The play is about the class divide, and how we think about unemployment and those who manage to make a prosperous life for themselves from rough beginnings. The main debate, like the political one going on in this country right now, is between those who believe that prosperity all comes down to personal choice and those who believe that scales are tipped by luck. I think if you know me you know where I come down on this, but that’s not really the point I want to make here. What’s so brilliant about this play is that it addresses this question that is so highly politicized today without ever talking about politics, except for a throwaway line or two about food stamps.
This is a personal story and it is grounded beautifully by Mariann Mayberry’s performance as Margaret. She is so heartbreakingly believable in this role of a woman who feels trapped by her circumstances and tries so hard to be a good, “nice,” person.

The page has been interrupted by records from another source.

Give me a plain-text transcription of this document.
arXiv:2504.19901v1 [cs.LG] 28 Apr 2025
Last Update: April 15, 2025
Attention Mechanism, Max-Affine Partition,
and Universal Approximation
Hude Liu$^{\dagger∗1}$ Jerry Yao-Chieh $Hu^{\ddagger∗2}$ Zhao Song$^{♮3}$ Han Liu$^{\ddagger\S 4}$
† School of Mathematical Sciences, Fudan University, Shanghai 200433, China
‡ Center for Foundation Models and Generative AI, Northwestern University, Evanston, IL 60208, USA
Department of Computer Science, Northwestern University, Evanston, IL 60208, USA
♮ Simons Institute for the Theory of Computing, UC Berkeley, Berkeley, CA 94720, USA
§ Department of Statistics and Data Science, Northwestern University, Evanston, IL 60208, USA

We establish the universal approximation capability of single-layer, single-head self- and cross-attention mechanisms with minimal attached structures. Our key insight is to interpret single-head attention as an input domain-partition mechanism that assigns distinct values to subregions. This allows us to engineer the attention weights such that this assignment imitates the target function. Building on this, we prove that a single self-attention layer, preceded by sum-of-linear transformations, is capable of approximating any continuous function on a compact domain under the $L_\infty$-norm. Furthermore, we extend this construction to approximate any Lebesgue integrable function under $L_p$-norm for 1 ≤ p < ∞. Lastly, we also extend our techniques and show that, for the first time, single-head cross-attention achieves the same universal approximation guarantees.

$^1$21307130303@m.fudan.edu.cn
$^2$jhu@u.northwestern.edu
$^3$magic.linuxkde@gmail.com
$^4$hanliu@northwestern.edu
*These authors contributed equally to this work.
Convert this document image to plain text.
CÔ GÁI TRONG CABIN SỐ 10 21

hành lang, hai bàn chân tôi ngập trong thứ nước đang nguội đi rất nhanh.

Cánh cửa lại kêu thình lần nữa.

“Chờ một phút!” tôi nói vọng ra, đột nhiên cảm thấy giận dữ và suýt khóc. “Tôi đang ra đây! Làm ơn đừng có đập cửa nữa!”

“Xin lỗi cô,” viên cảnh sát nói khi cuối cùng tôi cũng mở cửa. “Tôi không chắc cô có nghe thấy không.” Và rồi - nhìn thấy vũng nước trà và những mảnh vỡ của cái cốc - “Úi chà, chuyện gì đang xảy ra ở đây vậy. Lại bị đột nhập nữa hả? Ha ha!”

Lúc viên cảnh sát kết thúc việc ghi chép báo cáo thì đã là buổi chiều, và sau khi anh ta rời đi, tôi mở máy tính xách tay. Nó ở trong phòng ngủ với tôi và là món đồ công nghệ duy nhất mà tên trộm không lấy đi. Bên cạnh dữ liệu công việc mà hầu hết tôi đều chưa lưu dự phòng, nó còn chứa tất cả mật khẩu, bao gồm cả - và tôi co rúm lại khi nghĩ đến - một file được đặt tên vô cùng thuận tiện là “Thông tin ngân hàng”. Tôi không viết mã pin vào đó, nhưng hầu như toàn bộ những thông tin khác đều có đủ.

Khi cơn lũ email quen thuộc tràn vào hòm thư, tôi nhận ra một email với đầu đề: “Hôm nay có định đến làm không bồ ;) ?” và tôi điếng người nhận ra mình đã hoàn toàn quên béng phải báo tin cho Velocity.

I could go on and on about every member of the cast and pretty much every aspect of the plot, but I won’t, I’ll just tell you that you should go see it if you can.
The show runs through November 11th on the Steppenwolf Mainstage 1650 N Halsted Ave
Despite my disappointment in The New Normal (I’ve pretty much given up on that) there have been a few bright spots in this premier season. My two favorite pilots so far are female centered (shocking I know) medical comedies. I know I know, neither Emily Owens, MD or The Mindy Project are breaking any new ground as far premises go, but I find them both so charming and entertaining that I don’t really care.
Plus, after a season filled with “girls” it’s also great to have some shows centered around female characters that have at least the professional side of their lives figured out. (But apparently we have to be doctors for that to happen – oops.)
First – The Mindy Project – featuring my favorite Mindy Kaling, whose pop culture obsession makes me feel less embarrassed about the amount of times I check people.com during the day, and whose book title basically describes every anxiety I have. She uses her new show (which happens to be set in a OBGYN practice, but could really be set anywhere) to both praise romantic comedies (especially ones from the golden era of the genre – the mid 90s) and make fun of their clichés – in the pilot her meet-cute with Bill Hader ultimately leads to her drunkenly giving a speech at his wedding to someone else about Downton Abbey (and other things) – because meeting in an elevator doesn’t automatically mean life-long happiness.
Also Chris Messina is awesome.
Emily Owens MD, which for some reason is on the CW and is therefore probably not on as many people’s radars, but you can watch the pilot on Hulu right now before the premier, is a more straight forward medical show, complete with protagonist voice-over, but what saves it from complete cliché-ville is Mamie Gummer (daughter of Meryl Streep and all around awesome actress) who plays the “why are we never out of high school” frustration so perfectly. I want to be friends with her, and so I’ll do the next best thing, which is watch her show.